Burger Champ’s green salad comes topped with chow mein noodles, a nod to a childhood love for grocery store salad bars. Friesen also witnessed just how fast Kelling can snack through bags of those crunchy noodles.

Personal touches are also readily apparent in the interior, which is bright and features bold red walls with graffiti-style versions of the Champ logo painted by two Wash U art students, Maddie Baker and Sarah Hawkes of Moxy Murals. Kelling’s Elmwood, which this space was previously home to, was known for its hospitality. Since Burger Champ won’t have servers — it’s an order at the bar or by QR code place — he carefully considered how to ensure that the hospitality element would be strong and decided it came down to hiring the right crew.

click to enlarge Bangers Only cocktail consultants Tim Wiggins and Kyle Mathis developed the draft cocktails.
Jessica Rogen
Bangers Only cocktail consultants Tim Wiggins and Kyle Mathis developed the draft cocktails.
Putting something out there so intrinsically him, for another person, might be frightening. But Kelling doesn’t have that reaction.

“It feels great,” he says. “Like, the Vikings burning the boats. This is everything I have. This is it. I hope people like it. I can say with 100 percent certainty that I’ve given this my all.”

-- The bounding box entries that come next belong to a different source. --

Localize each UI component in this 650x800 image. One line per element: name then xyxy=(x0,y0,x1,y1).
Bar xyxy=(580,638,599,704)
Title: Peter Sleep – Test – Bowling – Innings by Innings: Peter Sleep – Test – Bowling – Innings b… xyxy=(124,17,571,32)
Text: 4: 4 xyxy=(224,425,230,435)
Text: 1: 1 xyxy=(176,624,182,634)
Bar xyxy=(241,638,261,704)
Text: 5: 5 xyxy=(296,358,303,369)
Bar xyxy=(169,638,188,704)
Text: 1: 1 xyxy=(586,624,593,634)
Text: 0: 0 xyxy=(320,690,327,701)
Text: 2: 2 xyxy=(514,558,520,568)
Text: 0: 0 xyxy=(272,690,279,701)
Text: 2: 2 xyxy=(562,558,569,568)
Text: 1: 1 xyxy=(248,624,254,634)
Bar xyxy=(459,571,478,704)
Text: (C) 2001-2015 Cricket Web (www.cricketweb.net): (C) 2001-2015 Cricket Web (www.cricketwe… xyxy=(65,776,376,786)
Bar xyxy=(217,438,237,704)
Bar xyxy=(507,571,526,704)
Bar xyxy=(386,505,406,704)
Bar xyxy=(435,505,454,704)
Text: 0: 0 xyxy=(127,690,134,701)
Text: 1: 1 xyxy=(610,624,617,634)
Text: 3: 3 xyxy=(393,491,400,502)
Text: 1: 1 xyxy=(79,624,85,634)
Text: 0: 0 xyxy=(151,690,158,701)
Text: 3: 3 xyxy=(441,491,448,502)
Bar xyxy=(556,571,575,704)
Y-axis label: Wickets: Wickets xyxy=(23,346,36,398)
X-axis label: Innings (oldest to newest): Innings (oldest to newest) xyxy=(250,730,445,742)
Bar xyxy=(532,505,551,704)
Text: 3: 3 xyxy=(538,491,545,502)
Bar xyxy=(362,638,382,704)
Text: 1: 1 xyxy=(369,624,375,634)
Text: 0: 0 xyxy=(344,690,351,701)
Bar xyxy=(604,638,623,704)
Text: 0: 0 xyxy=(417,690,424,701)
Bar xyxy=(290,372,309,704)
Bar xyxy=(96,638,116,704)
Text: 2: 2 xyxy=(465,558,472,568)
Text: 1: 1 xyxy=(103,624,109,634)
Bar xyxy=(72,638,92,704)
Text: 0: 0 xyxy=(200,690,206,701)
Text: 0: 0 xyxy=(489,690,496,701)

But however much of Kelling might be in Burger Joint, he’s quick to point out that it’s not a solitary effort. There’s the team who made the food and drink happen (Friesen, Bangers Only co-owners Tim Wiggins and Kyle Mathis who developed the cocktail menu, pastry chef Matthew Rice who came up with the shakes), the branding company Yellow Ranger, which designed the crown logo; custom furniture maker David Stine; and so many others. 

“I'm fortunate; I've always been surrounded by really great people since I came to St. Louis in 2009,” Kelling says. “It’s pretty humbling to have that many people help you bring something to life. It’s pretty cool.”